Breaking down the equation.
$N_{t-1 }$ = Population of the previous year
$r_{2}$ = Initial rate of migration (zero)
Reasoning behind "-1.1" = This is a constant. It serves as a 110% change in population; Being negative and raising it to an exponent allows for positive changes every other year and negative changes on the off years.
$r^i_{2}$ = The constant rate of change in the migration rate (.05)
$^t$ = **The primary reason this equation prevails. By raising the numerator to the year number, immigration and emigration are introduced.(Raising a negative number to an even term makes it positive; raising it to an odd keeps it negative. This also creates a smaller number in the numerator because decimals(created by the 1.1 constant and the change of migration rate) become smaller when affected by an exponent. Creating a smaller number each time allows for an eventual emigration rate to exceed the immigration rate, bringing the population to zero.

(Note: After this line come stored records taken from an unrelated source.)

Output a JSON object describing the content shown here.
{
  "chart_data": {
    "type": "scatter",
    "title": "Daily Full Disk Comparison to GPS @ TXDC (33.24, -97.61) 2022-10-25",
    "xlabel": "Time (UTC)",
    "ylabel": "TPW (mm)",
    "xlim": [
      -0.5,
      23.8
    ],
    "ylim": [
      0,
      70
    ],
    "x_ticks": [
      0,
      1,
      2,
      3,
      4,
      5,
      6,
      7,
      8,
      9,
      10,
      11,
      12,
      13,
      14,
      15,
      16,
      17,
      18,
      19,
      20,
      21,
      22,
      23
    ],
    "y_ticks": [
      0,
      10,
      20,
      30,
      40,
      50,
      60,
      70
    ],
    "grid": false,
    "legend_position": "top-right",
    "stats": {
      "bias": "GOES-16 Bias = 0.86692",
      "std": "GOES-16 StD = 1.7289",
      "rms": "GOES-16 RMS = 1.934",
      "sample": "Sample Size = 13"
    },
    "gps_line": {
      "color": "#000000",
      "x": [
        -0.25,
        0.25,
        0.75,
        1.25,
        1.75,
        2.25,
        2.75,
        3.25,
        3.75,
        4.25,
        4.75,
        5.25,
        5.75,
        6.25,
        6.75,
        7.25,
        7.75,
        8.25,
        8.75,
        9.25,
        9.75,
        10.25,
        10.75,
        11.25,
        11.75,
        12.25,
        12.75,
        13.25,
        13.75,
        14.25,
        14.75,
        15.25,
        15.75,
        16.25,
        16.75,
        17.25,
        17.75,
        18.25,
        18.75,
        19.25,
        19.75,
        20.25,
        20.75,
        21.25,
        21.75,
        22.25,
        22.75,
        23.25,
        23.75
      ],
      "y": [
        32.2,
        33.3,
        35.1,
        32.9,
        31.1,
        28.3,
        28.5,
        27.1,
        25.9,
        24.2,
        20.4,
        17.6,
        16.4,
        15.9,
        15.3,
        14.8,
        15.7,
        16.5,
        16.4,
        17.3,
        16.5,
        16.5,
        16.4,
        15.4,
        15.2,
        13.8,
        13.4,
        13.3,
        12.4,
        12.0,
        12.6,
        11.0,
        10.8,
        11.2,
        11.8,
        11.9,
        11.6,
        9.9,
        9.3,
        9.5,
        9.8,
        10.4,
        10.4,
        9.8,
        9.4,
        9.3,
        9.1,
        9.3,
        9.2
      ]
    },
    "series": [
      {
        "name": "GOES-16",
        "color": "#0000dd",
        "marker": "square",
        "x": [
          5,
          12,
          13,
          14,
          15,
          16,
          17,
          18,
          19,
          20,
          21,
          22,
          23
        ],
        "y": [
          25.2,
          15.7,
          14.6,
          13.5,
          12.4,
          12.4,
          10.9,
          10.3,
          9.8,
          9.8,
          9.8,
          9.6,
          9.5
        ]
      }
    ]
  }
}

The altered migration rate divided by 100 = The creation of a decimal prevents the migration rate from remaining at percentages over 100. Without dividing by 100 the island would hit a population size of zero after just a few years.

This activity as a whole
Throughout the three days we spent a majority of our time in class creating various graphs and data sets. The graphs progressively got more challenging to make because of the new items introduced into the equations each time. Learning how to create formulas to form graphs on population gave me the right tools I needed to construct the formula that I did. This experience was one of learning and was a big eye opener to my capabilities to extend a thought process into a visible and quantifiable set of data.